Wednesday, February 25, 2009

Slow and Steady

We've been working away on implementing the bilateral symmetry filter from Kovesi. He has Matlab code available to perform the operation which we have been translating into OpenCV/C++ code. This process takes a while since even the simplest lines in Matlab can take ten times as much code to write in C++. This is approximately half way done at this point.

In addition to this code translation, we have been doing more research on symmetry and have found several other papers that deal with the subject in relation to visual attention.
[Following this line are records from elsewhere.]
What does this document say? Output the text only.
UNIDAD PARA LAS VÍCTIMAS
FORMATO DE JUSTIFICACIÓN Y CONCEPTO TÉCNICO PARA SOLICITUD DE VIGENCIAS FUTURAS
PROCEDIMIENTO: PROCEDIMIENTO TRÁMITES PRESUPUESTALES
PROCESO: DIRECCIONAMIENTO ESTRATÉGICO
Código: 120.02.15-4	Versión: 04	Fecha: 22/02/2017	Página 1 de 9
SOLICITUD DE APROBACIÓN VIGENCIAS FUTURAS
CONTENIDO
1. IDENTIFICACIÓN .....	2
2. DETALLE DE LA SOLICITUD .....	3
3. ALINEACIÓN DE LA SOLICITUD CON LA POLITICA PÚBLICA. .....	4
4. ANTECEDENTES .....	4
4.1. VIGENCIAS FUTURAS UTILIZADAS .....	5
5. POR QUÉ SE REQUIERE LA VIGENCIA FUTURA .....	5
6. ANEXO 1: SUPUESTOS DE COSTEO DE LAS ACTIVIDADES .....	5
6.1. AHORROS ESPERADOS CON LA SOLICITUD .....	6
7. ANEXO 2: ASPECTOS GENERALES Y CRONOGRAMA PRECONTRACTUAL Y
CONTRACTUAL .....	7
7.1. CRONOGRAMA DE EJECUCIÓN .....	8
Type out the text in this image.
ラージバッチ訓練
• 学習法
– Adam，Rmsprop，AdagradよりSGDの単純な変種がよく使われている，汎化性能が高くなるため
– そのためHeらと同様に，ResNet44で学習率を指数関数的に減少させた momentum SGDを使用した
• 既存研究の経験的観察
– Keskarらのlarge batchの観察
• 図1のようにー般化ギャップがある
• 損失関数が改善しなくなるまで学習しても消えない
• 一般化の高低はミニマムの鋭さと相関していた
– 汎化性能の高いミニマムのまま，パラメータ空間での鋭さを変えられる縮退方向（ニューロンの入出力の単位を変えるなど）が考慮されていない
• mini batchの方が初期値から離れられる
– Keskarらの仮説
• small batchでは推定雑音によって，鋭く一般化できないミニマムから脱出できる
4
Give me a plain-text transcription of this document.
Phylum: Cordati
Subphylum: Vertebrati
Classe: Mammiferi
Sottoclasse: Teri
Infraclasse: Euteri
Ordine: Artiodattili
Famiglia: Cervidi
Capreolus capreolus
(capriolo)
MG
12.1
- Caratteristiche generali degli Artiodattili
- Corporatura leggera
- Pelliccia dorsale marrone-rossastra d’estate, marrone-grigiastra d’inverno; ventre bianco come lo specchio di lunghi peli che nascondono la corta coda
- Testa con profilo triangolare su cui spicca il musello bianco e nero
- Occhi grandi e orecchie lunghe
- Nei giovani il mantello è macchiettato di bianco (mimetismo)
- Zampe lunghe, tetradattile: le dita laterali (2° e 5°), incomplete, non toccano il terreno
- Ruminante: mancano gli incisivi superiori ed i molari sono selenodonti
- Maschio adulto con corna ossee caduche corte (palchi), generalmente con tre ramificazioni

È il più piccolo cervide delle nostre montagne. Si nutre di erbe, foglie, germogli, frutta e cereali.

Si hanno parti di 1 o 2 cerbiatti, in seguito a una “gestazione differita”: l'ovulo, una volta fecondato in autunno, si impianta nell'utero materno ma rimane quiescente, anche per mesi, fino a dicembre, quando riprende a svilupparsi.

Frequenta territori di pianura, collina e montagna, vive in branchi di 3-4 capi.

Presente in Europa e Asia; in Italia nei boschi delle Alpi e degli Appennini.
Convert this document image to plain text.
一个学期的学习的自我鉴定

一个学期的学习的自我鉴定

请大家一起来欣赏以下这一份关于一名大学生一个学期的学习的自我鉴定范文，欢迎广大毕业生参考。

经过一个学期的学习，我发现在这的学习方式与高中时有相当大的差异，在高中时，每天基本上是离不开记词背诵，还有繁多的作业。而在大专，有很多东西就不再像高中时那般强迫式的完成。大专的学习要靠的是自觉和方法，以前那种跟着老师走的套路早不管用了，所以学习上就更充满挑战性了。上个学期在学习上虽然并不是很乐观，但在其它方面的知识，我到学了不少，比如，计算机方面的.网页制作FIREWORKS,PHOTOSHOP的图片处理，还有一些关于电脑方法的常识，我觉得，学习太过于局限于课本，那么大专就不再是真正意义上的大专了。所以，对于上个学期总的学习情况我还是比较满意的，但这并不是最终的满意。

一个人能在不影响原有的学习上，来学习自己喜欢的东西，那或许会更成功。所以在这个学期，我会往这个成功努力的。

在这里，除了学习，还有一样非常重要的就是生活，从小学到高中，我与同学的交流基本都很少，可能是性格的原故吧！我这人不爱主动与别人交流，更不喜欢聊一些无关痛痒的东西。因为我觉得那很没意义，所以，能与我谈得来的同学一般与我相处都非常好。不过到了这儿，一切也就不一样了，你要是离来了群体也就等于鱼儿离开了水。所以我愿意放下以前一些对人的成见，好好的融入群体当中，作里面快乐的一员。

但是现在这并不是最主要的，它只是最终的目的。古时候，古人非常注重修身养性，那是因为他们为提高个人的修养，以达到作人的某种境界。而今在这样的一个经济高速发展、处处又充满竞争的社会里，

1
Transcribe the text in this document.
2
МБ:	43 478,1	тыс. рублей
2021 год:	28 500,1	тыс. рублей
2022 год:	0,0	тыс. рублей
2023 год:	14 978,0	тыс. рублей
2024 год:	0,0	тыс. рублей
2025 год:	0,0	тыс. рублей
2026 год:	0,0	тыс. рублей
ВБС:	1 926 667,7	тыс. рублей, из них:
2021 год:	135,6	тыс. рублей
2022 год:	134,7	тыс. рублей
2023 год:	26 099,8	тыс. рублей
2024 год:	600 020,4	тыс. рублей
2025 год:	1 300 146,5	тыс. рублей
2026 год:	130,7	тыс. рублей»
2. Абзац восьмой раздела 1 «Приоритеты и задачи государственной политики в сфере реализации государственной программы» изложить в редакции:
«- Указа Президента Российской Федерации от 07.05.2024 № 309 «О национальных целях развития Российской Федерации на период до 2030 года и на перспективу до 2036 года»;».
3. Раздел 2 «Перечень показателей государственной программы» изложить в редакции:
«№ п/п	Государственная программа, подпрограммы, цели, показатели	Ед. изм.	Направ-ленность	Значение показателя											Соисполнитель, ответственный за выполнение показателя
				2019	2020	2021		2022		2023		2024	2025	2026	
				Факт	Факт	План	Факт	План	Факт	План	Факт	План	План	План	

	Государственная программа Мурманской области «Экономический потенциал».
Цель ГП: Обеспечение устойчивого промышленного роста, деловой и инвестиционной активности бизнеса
Two of the papers we are reading explicitly mention Itti and Koch and contrast their symmetry methods with Itti et al.

I fixed some bugs in our normalization code so the final maps that resulted from doing operations using integers instead of floats, so our results look like normal saliency maps now. The DoG filter code we implemented based upon Walther's saliency toolbox still doesn't give us the kind of results we would like - often the images will come out black after being fed through the filter or will only have one very intense region of marginal importance. So there are still some bugs to work out with that filter, but otherwise things are moving smoothly and our results look good.

Our plans for wrapping up the project include fully implementing this bilateral symmetry filter and fixing any normalization quirks in the code. We then aim to perform a small experiment asking participants to rate our saliency maps against other methods.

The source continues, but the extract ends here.